Машина у Ильи неожиданно оказалась спортивная, совершенно не подходящая к его облику, маленькая и гладкая, как таракан. И сидеть, вернее, почти лежать в ней было достаточно неудобно, потому что коленки задирались куда-то едва ли не к потолку. Да еще к тому же князь оказался совершенно жутким водителем. То есть, вернее, водил он, наверное, как раз хорошо, даже, может быть, слишком хорошо – но ехать с ним было страшно. Он мчался с дикой скоростью, постоянно лавировал между рядами, втискиваясь даже в самую маленькую щель, бесконечно кого-то подрезал... Сашку за таую езду Ирина убила бы на месте. Она и при меньших нарушениях со стороны мужа вцеплялась в кресло и умоляла перестать. Но делать же замечания князю Ирина как-то стеснялась. В общем, одной радостью стало лишь то, что, при подобном режиме езды они действительно добрались до места в рекордно короткое время.

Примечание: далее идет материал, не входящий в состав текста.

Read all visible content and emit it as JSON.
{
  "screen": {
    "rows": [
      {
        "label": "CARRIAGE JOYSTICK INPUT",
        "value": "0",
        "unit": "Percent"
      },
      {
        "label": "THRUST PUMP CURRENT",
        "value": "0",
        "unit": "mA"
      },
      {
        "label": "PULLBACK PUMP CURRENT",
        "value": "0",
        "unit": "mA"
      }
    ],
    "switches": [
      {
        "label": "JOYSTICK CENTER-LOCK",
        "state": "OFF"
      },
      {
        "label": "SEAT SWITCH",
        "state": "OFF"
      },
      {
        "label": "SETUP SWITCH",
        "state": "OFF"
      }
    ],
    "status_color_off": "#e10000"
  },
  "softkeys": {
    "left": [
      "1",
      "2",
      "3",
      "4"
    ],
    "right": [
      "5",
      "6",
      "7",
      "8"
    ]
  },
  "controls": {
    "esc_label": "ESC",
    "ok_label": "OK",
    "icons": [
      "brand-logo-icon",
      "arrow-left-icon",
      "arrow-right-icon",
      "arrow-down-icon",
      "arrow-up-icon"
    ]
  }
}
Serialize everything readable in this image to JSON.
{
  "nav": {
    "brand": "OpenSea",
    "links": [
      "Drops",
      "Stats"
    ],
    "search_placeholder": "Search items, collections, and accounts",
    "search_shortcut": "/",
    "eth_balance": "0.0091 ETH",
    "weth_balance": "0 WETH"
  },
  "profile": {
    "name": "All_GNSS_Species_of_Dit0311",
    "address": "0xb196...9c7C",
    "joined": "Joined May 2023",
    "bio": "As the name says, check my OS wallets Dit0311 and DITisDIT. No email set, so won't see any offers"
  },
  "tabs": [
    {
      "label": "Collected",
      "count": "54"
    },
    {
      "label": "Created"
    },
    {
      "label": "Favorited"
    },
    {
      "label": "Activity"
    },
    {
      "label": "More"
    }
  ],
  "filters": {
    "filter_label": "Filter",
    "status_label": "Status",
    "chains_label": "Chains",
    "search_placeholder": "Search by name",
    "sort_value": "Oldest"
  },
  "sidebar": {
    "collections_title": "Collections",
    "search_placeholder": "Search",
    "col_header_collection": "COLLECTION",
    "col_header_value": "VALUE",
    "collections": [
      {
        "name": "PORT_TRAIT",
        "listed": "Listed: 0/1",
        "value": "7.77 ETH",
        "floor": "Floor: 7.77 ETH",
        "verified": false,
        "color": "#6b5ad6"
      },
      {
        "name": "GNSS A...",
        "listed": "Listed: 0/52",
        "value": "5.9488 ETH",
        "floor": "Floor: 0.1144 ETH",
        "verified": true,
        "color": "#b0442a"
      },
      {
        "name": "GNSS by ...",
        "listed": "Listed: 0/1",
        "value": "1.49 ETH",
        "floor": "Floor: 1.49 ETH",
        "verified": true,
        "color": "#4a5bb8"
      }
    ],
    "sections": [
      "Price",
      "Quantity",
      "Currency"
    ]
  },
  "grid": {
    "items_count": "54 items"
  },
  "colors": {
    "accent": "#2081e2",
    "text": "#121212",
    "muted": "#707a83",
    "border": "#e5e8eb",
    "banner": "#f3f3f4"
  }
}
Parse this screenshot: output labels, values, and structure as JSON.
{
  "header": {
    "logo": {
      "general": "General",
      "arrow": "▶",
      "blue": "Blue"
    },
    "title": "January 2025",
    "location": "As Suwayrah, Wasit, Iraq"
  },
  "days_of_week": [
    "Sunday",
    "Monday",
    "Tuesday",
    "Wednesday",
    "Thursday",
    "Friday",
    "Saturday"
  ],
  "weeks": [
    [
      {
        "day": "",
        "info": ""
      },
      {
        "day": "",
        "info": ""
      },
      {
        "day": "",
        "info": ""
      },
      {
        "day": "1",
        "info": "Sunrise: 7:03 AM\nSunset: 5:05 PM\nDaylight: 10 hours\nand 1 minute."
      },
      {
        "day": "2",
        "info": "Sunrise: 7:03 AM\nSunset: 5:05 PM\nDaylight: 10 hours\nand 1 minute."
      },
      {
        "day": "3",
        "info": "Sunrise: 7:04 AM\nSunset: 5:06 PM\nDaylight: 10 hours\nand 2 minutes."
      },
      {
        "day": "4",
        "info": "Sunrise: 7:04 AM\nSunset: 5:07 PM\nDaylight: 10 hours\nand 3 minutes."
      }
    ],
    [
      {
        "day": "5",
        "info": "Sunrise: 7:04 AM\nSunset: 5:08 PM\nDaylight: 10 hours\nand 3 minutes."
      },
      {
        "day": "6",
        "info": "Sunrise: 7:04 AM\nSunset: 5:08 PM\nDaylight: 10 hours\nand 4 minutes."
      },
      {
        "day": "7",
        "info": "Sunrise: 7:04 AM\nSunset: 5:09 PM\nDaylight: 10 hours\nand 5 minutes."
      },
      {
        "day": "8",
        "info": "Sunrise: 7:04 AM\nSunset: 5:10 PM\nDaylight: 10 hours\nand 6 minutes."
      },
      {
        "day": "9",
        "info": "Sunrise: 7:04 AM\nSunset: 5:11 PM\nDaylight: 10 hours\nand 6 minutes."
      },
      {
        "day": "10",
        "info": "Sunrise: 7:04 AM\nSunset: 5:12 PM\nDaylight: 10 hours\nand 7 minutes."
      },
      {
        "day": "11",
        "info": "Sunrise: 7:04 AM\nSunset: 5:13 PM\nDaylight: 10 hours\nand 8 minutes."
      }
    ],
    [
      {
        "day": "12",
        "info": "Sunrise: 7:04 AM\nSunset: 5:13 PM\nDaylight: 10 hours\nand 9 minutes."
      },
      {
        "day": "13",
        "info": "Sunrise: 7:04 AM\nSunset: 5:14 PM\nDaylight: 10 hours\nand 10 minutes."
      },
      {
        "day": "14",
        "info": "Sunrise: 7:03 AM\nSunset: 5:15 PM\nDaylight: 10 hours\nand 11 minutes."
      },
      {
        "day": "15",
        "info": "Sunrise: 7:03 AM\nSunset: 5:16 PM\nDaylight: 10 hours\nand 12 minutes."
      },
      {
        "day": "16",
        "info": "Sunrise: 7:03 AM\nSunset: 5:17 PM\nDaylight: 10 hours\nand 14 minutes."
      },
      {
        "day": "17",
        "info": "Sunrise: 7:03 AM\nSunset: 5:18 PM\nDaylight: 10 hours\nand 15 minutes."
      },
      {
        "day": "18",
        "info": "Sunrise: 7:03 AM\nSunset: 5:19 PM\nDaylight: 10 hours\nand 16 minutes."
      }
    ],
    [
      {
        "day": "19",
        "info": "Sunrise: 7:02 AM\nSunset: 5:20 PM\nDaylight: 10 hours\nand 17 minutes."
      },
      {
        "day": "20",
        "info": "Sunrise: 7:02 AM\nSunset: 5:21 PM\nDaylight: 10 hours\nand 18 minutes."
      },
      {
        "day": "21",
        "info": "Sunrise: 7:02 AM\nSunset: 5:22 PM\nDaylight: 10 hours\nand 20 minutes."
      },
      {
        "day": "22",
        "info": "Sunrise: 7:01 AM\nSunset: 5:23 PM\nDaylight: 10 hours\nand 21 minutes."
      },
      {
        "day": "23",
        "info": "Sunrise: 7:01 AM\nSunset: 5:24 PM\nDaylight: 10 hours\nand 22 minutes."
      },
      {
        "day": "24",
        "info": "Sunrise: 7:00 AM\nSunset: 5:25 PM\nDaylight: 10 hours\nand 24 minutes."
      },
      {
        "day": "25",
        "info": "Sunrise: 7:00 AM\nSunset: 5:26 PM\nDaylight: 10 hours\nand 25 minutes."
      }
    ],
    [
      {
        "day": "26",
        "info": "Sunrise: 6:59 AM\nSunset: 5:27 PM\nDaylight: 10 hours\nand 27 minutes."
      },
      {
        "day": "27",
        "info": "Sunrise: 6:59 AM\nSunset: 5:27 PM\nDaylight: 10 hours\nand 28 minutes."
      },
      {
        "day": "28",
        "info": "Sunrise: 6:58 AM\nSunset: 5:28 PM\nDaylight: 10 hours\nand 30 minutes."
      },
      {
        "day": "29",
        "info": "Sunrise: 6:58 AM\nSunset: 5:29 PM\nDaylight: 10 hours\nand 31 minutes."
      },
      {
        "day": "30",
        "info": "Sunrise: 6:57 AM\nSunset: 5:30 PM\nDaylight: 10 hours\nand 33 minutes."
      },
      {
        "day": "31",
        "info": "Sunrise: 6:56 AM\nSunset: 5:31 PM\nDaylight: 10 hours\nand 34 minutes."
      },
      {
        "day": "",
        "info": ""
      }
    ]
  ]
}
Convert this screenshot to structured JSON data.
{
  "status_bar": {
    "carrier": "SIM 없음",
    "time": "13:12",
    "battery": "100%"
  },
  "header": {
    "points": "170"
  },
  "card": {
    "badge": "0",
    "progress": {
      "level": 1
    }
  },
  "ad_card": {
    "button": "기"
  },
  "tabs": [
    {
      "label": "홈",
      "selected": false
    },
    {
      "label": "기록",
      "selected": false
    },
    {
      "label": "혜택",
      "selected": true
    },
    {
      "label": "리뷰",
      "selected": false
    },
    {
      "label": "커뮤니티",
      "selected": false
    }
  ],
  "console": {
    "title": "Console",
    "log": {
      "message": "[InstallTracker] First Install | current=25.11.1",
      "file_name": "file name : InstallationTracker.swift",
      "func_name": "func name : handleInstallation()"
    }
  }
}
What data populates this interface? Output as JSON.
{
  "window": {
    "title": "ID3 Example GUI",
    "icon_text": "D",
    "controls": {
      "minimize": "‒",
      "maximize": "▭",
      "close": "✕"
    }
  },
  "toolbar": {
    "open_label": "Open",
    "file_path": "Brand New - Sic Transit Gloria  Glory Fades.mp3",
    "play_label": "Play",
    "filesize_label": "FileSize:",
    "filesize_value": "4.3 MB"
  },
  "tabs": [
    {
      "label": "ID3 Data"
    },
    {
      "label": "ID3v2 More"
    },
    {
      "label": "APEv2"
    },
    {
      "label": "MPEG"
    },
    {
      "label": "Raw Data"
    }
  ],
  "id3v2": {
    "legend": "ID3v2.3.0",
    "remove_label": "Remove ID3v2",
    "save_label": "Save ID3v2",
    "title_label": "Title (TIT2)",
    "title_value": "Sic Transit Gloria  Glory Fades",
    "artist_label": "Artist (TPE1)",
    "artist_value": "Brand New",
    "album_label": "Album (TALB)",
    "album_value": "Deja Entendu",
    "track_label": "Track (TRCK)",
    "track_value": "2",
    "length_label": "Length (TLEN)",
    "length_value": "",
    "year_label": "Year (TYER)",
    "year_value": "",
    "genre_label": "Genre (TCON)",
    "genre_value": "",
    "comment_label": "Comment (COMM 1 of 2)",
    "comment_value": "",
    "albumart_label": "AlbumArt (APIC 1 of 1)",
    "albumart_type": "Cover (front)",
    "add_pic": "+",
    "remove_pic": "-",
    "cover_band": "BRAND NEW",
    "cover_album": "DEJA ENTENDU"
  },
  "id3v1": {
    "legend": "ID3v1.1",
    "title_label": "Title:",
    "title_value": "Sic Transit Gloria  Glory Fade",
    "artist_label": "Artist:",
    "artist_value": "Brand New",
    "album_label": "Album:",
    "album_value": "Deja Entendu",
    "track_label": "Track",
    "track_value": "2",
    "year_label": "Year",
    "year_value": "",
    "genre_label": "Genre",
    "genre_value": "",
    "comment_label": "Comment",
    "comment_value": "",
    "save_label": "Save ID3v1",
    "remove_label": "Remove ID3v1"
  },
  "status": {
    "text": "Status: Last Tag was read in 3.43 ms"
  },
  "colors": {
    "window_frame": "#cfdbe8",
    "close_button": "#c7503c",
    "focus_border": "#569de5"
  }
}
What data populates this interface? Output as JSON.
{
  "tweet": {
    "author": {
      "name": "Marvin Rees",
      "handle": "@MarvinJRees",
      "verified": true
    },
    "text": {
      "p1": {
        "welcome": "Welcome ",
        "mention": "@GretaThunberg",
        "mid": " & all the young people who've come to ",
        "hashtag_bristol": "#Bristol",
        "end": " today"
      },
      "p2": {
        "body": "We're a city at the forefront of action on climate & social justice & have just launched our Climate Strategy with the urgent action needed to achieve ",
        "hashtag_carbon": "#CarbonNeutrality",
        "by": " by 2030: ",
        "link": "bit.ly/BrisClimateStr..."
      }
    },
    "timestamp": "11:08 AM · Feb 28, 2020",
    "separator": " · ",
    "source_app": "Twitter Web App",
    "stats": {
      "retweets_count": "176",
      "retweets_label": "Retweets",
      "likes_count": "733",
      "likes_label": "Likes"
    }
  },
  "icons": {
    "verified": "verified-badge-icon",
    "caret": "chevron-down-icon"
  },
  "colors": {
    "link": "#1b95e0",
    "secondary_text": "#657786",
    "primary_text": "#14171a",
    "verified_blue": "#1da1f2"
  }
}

Прием, как и предостерегал Ирину князь, и в самом деле был достаточно скучным и невыразительным. Единственным развлечением за вечер для Ирины, познания которой во французском языке не далеко уходили за пределы фразы: «Месье, же нэ манж па сис жур», слабо подходящей к случаю, стало внимательное изучение туалетов приглашенных дам. К ее удовлеворению, ее собственный смотрелся на их фоне ничуть не хуже. Еще она наблюдала за князем, с которым первый раз была на людях, а не тет-а-тет, и ее приятно, хотя и не сильно – от князя можно было ожидать и не такого – удивила его востребованность в этом аристократическом и, по его собственным словам, достаточно постороннем обществе, а также та легкость, с которой он эту востребованность встречал. Она бы сама, например, даже при всех своих журналистских навыках, давно бы не выдержала и смылась куда-нибудь в буфет. Ну или, на худой конец, в дамскую уборную. Князь же, который был буквально нарасхват в этом, судя по всему, не таком уж все-таки постороннем ему обществе, не проявлял ни малейших признаков ни усталости, ни раздражения. Он искренне улыбался направо и налево, приветствуя многочисленных знакомых, и непрерывно говорил на великолепнейшем французском, в чем, впрочем, не было ничего удивительного. При этом, отдать ему должное, он не забывал про Ирину, не уходил от нее далеко, переводил ей по возможности отрывки светских диалогов и с удовольствием представлял ее каждому встречному: «Ирина Волгина, известной российский журналист». Все это было приятно, хотя в больших количествах несколько утомительно. Самым же ярким впечатлением от вечера – Ирина долго потом прокручивала его перед мысленным взором так и этак, ища и находя какие-то новые, дополнительные оттенки – было следующее. Когда они подымались об руку с князем по высокой лестнице, ведущей в собственно зал приема, и их силуэты вдруг выросли перед ними в зеркальной стене на площадке пролета, первой ирининой мыслью было, конечно: «Эта шаль абсолютно прекрасна и мне чертовски идет», но уже второй: «Мы с князем очень красиво смотримся вместе».